Writing and Managing Code with MAAP

Writing and editing code in the MAAP is done in a Jupyter workspace.

Code is version-controlled using git, which may be GitHub or MAAP GitLab. Jupyter also provides a GUI widget to help with code push/pull as a sidebar tool. Git is intended to help with collaborative code development and version-control.

Note

If you have not used Github or git before, it is highly recommended that you get acquainted with it. For a quick reference to git commands there is a Git Cheat Sheet in a variety of languages.

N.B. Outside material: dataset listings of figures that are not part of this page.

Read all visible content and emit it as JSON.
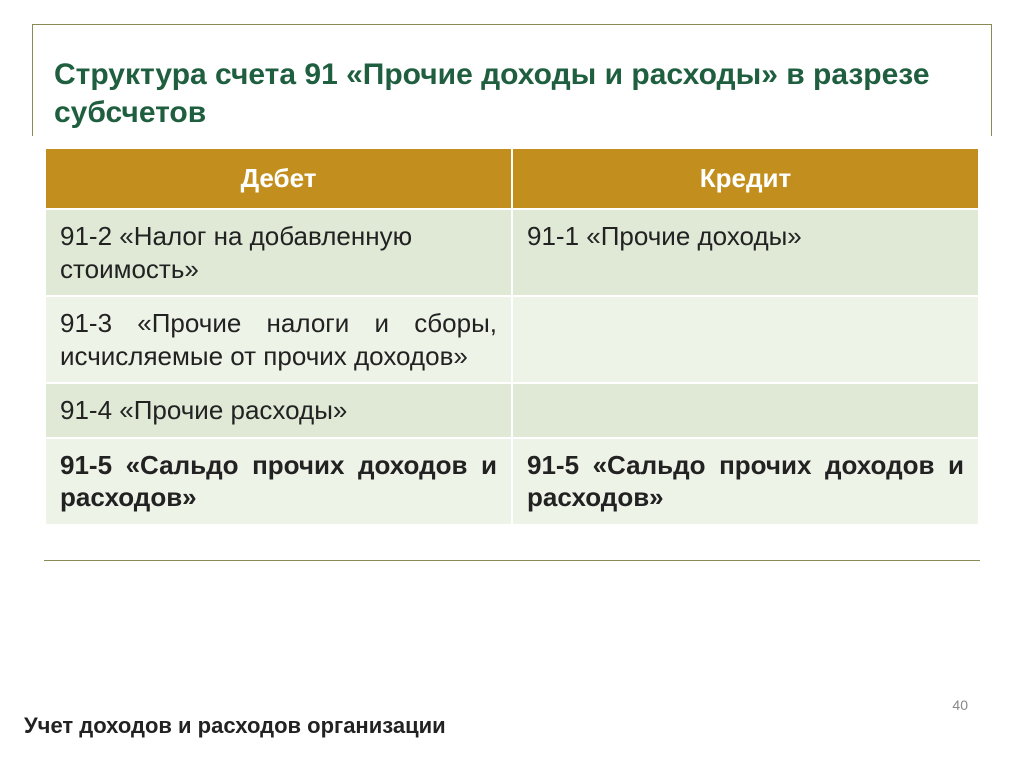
{
  "title": "Структура счета 91 «Прочие доходы и расходы» в разрезе субсчетов",
  "table": {
    "headers": {
      "debit": "Дебет",
      "credit": "Кредит"
    },
    "rows": [
      {
        "debit": "91-2 «Налог на добавленную стоимость»",
        "credit": "91-1 «Прочие доходы»",
        "debit_justify": false,
        "bold": false
      },
      {
        "debit": "91-3 «Прочие налоги и сборы, исчисляемые от прочих доходов»",
        "credit": "",
        "debit_justify": true,
        "bold": false
      },
      {
        "debit": "91-4 «Прочие расходы»",
        "credit": "",
        "debit_justify": false,
        "bold": false
      },
      {
        "debit": "91-5 «Сальдо прочих доходов и расходов»",
        "credit": "91-5 «Сальдо прочих доходов и расходов»",
        "debit_justify": true,
        "bold": true
      }
    ]
  },
  "footer": "Учет доходов и расходов организации",
  "page_number": "40",
  "colors": {
    "title_color": "#1f5f3f",
    "header_bg": "#c28f1f",
    "row_alt1": "#dfe9d6",
    "row_alt2": "#eef3e8",
    "border_accent": "#8a8a55"
  }
}
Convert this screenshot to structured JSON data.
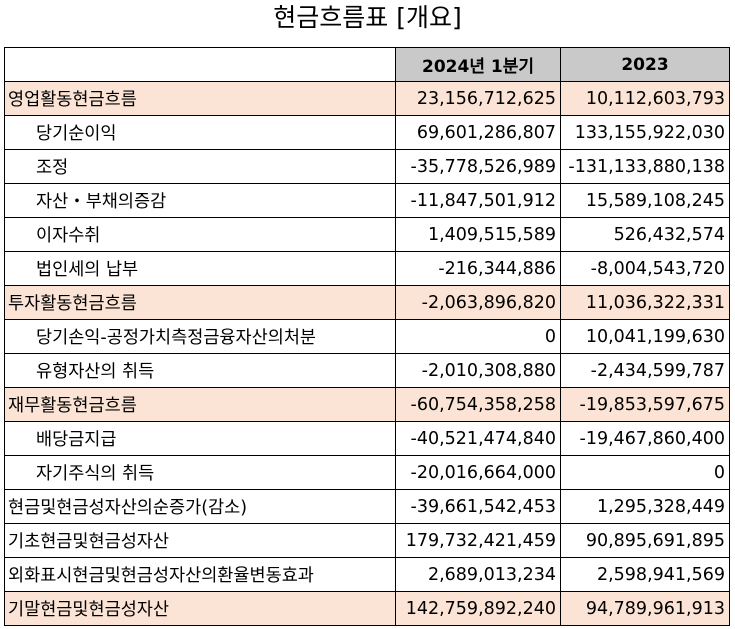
{
  "title": "현금흐름표 [개요]",
  "columns": [
    "2024년 1분기",
    "2023"
  ],
  "rows": [
    {
      "label": "영업활동현금흐름",
      "v1": "23,156,712,625",
      "v2": "10,112,603,793",
      "highlight": true,
      "indent": false
    },
    {
      "label": "당기순이익",
      "v1": "69,601,286,807",
      "v2": "133,155,922,030",
      "highlight": false,
      "indent": true
    },
    {
      "label": "조정",
      "v1": "-35,778,526,989",
      "v2": "-131,133,880,138",
      "highlight": false,
      "indent": true
    },
    {
      "label": "자산・부채의증감",
      "v1": "-11,847,501,912",
      "v2": "15,589,108,245",
      "highlight": false,
      "indent": true
    },
    {
      "label": "이자수취",
      "v1": "1,409,515,589",
      "v2": "526,432,574",
      "highlight": false,
      "indent": true
    },
    {
      "label": "법인세의 납부",
      "v1": "-216,344,886",
      "v2": "-8,004,543,720",
      "highlight": false,
      "indent": true
    },
    {
      "label": "투자활동현금흐름",
      "v1": "-2,063,896,820",
      "v2": "11,036,322,331",
      "highlight": true,
      "indent": false
    },
    {
      "label": "당기손익-공정가치측정금융자산의처분",
      "v1": "0",
      "v2": "10,041,199,630",
      "highlight": false,
      "indent": true
    },
    {
      "label": "유형자산의 취득",
      "v1": "-2,010,308,880",
      "v2": "-2,434,599,787",
      "highlight": false,
      "indent": true
    },
    {
      "label": "재무활동현금흐름",
      "v1": "-60,754,358,258",
      "v2": "-19,853,597,675",
      "highlight": true,
      "indent": false
    },
    {
      "label": "배당금지급",
      "v1": "-40,521,474,840",
      "v2": "-19,467,860,400",
      "highlight": false,
      "indent": true
    },
    {
      "label": "자기주식의 취득",
      "v1": "-20,016,664,000",
      "v2": "0",
      "highlight": false,
      "indent": true
    },
    {
      "label": "현금및현금성자산의순증가(감소)",
      "v1": "-39,661,542,453",
      "v2": "1,295,328,449",
      "highlight": false,
      "indent": false
    },
    {
      "label": "기초현금및현금성자산",
      "v1": "179,732,421,459",
      "v2": "90,895,691,895",
      "highlight": false,
      "indent": false
    },
    {
      "label": "외화표시현금및현금성자산의환율변동효과",
      "v1": "2,689,013,234",
      "v2": "2,598,941,569",
      "highlight": false,
      "indent": false
    },
    {
      "label": "기말현금및현금성자산",
      "v1": "142,759,892,240",
      "v2": "94,789,961,913",
      "highlight": true,
      "indent": false
    }
  ]
}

To assist connections to the MAAP system from a Jupyter notebook, a helper library called maap.py provides Python-native calls to the underlying RESTful MAAP API. Often a separate Jupyter notebook is used to run and monitor jobs with API calls.

Writing code overview in context diagram

Helpful Templates while developing Algorithms in MAAP

  • This algorithm repository example is a good starting point for a new algorithm, as it contains the various accessory files that facilitate running the algorithm at scale

  • Which templates will help you? Let the development or documentation team know!

  • For example: conda.yml with some default packages, run_script.sh

Working with code repositories like GitHub and GitLab

Connecting to Github using a Personal Access Token

Set personal access token: https://docs.github.com/en/authentication/keeping-your-account-and-data-secure/creating-a-personal-access-token

Clone a Repository with GitHub

Here is an example repository you can use for this getting started guide: https://github.com/MAAP-Project/dps-unit-test

  1. Copy the Github clone link from https://github.com/MAAP-Project/dps-unit-test Copy .git link

  2. Open the built-in Jupyter Github UI to the left of the file browser. Choose “Clone a Repository” and paste in the .git link you copied from the Github repository. Clone a Repository Paste .git link

  3. You should see a new folder created with the repo you cloned. If you browse to that folder and open up the Jupyter Github UI again, it will show you some info about that repo. Algorithm folder was created Browse to folder Look at Github UI

  4. If you want to make changes to the code and have your own copy of it to register, clone the code into a public repository in Github or in MAAP Gitlab.

The MAAP GitLab Code repository

After creating your MAAP account, you can create a code repository by navigating to the MAAP GitLab account at https://repo.maap-project.org. This GitLab account is connected to your ADE workspaces automatically when signing into the ADE.

This example walks through cloning a repository into the ADE. Cloning a repository allows you to open, edit, and run files contained within the cloned repository. In this example, we look at cloning the “MAAP-Project/maap-documentation” Git repository, so that you are able to experiment with the code examples contained within this user documentation.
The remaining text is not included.